His gorge rose. Frantic, sick, Charlie dug through the rubble, knowing at any moment he would find another, smaller body near her mother. Please, God, please . . . He found only rubble. Bricks and broken plaster and splintered wood. And then, finally, a dark hole low to the ground, where a fallen beam had wedged in at a forty-five-degree angle across a doorway.

Something moved inside that hole.

"Give me your hand!" Charlie shouted above the terrible noise from Vesuvius.

A trembling hand grasped his. He hauled her out, bent over and awkward, holding herself. She collapsed at his feet, shaking almost as violently as the ground. Torn Egyptian linen, a king's ransom in jewelry . . .

She looked up. Charlie's gut sucked in, almost as hard as his breath. Despite the makeup, the scrapes and the dirt—

"Sibyl!"

Her eyes widened. Then she was in his arms, just clinging to him, sobbing. He held her close, thanking God she was still alive, alive. . . .

"Charlie, I found her, she's all right, she was so lucky, oh, God, you don't know . . ."

Sibyl was pulling loose, reaching for something pale on the ground.

Then he had a child in his arms, a wide-eyed, white-faced little girl with red-gold hair and a smear of blood down her brow. Charlie touched his daughter's face with fingertips that shook, then he started to cry, silently, helplessly. His daughter wriggled and tried to reach Sibyl. "Mama!"

"Shh . . ." Sibyl stroked her hair. "This is your father, Lucania. Your father . . ."

Lucania, face smeared with tear trails and blood, stuffed an uncertain fist into her mouth. Then peered into Charlie's eyes. "Pater?"

"Yes," Charlie choked out, remembering to speak to her in Latin, "I'm your father. I've been looking and looking for you. Ever since you were born. . . ."

A tiny, chubby hand tugged at the cheek-piece of his battered helmet. "Miles!"

Soldier . . .

He let her believe the lie. She was too young to understand, anyway. Charlie felt the delicate little slave's collar at her throat and snarled something incoherent, then used his dagger to snap open the tiny lock. He hurled the collar away into volcanic darkness.

"Sibyl," Charlie said raggedly, "we have to get the hell out of here. Now, before the rest of the house comes down. Here . . . take her."

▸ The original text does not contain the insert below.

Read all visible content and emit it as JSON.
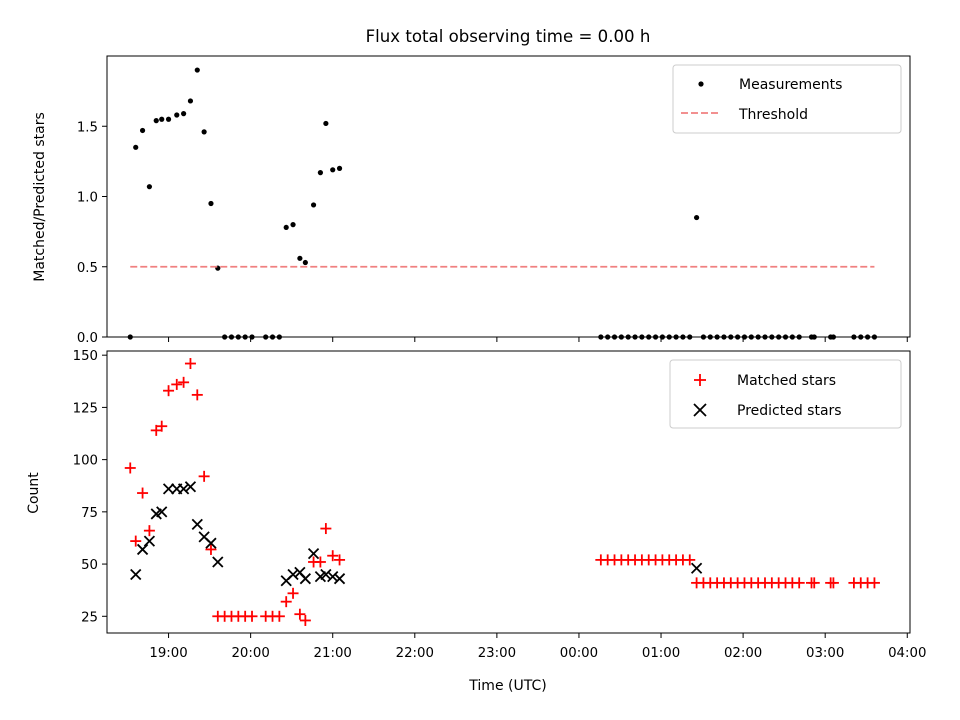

Handing his only child over to Sibyl so soon after holding Lucania for the first time was one of the hardest things he'd ever done. Before she could protest, Charlie picked Sibyl up. He grunted in sudden, agonizing pain, then hoisted her to Silver's back.

When the world had more or less steadied under his feet, he wrapped Silver's reins several times around his arm and grabbed his crutch. Then he found the torch and led the horse back through the ruined garden. Charlie ducked under the broken doorway into the house proper, then steadied the gelding through and led him past the shattered atrium. Before he led them into the open again, Charlie yanked off his helmet.

"Put this on!"

Sibyl didn't argue with him. She jammed the helmet over her own head and bent more protectively over Lucania.

Like Joseph fleeing the wrath of Herod, Charlie led Silver out of the villa and fled on foot before the wrath of Vesuvius. Everything in the world he cared about followed mutely in the darkness, tethered to his arm by one slim leather band.